Dyess became home to the 3-year-old Johnny, known as J.R. to locals and family. The young J.R. worked in the fields alongside his parents and six siblings. Music was always an integral part of everyday life in the Cash family. It was here that J.R. Cash got much of his inspiration for many of his early songs, like “Five Feet High and Rising.” Dyess was also the place where Jack Cash, the older brother of Johnny, died and is buried at the Bassett Cemetery on Highway 61, a short drive south of the town.

The day was Friday, May 12, 1944, when young J.R. begged his older brother to, “Please quit working and come fishing with me.” Jack answered, “No, I’ve got to do this because we need the $3.00. You go ahead and I’ll meet you later.” Jack was working inside the high school agricultural shop, where he was cutting oak trees into fence posts. J.R. left his brother and went fishing. While using the table saw, it jammed. 15-year old Jack leaned over to fix the problem and his clothes got caught in the saw, cutting into his midsection. Jack didn’t live to see his sixteenth birthday, dying one week later. At 12 years of age, the would-be country music legend helped dig his brother’s grave, according to his sister, Joanne. “At the service, his clothes were dirty from the effort, and he wore no shoes since his foot was swollen from stepping on a nail.” After Jack’s death, J.R. lost his child-like, carefree attitude towards life, becoming melancholy and withdrawn.
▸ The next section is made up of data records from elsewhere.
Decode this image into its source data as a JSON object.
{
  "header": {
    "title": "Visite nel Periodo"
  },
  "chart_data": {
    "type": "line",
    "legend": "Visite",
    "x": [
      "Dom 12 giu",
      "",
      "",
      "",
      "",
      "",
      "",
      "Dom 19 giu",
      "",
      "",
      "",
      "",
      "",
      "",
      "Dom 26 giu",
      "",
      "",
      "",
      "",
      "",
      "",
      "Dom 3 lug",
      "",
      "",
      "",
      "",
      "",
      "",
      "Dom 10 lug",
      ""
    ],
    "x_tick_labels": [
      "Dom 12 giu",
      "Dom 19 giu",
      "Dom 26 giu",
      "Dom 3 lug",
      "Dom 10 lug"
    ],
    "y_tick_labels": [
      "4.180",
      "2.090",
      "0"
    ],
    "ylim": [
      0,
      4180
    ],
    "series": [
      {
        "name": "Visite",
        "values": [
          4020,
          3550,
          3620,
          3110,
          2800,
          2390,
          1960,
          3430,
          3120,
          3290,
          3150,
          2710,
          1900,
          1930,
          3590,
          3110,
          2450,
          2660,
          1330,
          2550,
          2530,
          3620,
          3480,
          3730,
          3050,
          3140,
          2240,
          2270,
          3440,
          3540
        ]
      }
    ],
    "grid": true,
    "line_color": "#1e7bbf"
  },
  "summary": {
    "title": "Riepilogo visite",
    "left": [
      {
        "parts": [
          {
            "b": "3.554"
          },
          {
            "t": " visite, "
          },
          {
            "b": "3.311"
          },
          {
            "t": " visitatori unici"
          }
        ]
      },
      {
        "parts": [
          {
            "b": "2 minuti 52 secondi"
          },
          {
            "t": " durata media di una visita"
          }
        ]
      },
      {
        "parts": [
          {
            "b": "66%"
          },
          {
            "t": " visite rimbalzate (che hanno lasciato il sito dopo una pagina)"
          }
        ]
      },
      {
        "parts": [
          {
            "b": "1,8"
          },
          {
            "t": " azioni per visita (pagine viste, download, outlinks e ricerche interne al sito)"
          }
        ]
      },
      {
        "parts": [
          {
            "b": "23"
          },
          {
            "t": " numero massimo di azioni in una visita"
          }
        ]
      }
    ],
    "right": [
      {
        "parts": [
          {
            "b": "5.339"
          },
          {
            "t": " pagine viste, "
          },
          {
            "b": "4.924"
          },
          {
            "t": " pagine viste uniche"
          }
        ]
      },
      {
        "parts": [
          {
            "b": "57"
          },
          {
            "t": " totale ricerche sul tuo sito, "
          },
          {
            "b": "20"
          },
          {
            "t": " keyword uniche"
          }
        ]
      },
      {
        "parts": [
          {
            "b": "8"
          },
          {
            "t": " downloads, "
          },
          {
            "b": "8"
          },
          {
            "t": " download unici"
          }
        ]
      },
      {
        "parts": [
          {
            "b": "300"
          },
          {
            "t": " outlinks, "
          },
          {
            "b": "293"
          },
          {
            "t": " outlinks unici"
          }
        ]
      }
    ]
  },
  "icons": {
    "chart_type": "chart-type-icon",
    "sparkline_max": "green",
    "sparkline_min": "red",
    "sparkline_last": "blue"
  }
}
Johnny Cash lived in Dyess with his family until after high school graduation. He worked for a time at a GM assembly plant in Pontiac, Michigan before joining the Air Force in 1950. His father, Ray Cash, was one of the few in the Dyess Colony who successfully converted his farmstead to agricultural production and paid back the government for his home and land, allowing him to own it outright.